The trick then in deploying superweapons successfully in a story is two-fold – first, the audience must accept them as a logical extension of the villain’s modus operandi – be it Darth Krayt or the Emperor or Darth Vader. Second, the disposal of said superweapon is also accepted and no one decides to notice the tidy nature of it! The classic example here is the Death Star exhaust port. Another is the World Devastators being reliant upon master control codes, their one single weakness. Though to be fair to get that you’d have to get someone willing to infiltrate the heart of the Empire and actually believe they could get the codes and get out! I mean, who’d be that heroic? Hold on a second…
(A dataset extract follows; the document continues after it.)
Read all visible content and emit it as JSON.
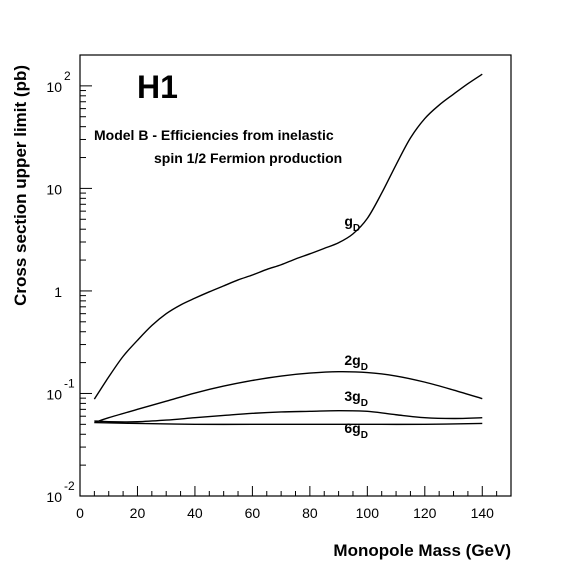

There is one notable exception to these two rules and it is a very interesting one. In the course of the New Jedi Order arc, the New Republic / Galactic Alliance not only developed a bioweapon genetically targeted at the Yuuzhan Vong–
they actually deployed it on a test basis! The bioweapon, a superweapon in every respect, had lethal mutative consequences on Caluula where it was found to be able to transcend its initial genetic targets! Not only was it used by the heroes against the villains, it was not neatly disposed of either. Indeed once that genie was out of the bottle, there was no putting it back in! Legacy followed up on it brilliantly by having the Sith develop their own version, Omega Red, which was nearly used at the finale of the Volume 1 story. The discussion that grew around these bioweapons does, to me, justify the concept of superweapons in the first place.
When done well, they act as a focus for the audience’s attention and quickly convey key story themes very efficiently indeed. When done well, they drive the story and their destruction becomes a critical part of it. These things are too dangerous to survive the story and the audience knows it. Legacy Volume 1’s finale paid homage to the idea advanced in Return of the Jedi’s novelization that linked the performance of the Empire to the Emperor. As soon as he got chucked into the Death Star reactor by Vader, the Imperial Fleet fell apart! Legacy’s Sith Troopers all go insane following the final death of Darth Krayt and those super starfighters happen to be linked to them!
So, in both cases, the stage is cleared, the superweapons destroyed and removed, but there’ll always be more in the future. Logically, why wouldn’t you want a weapon that your enemy has no defense against? Someone, somewhere is always going to try and come up with something. But it takes a very smart author to do this well and those are, admittedly and sadly, very few in number.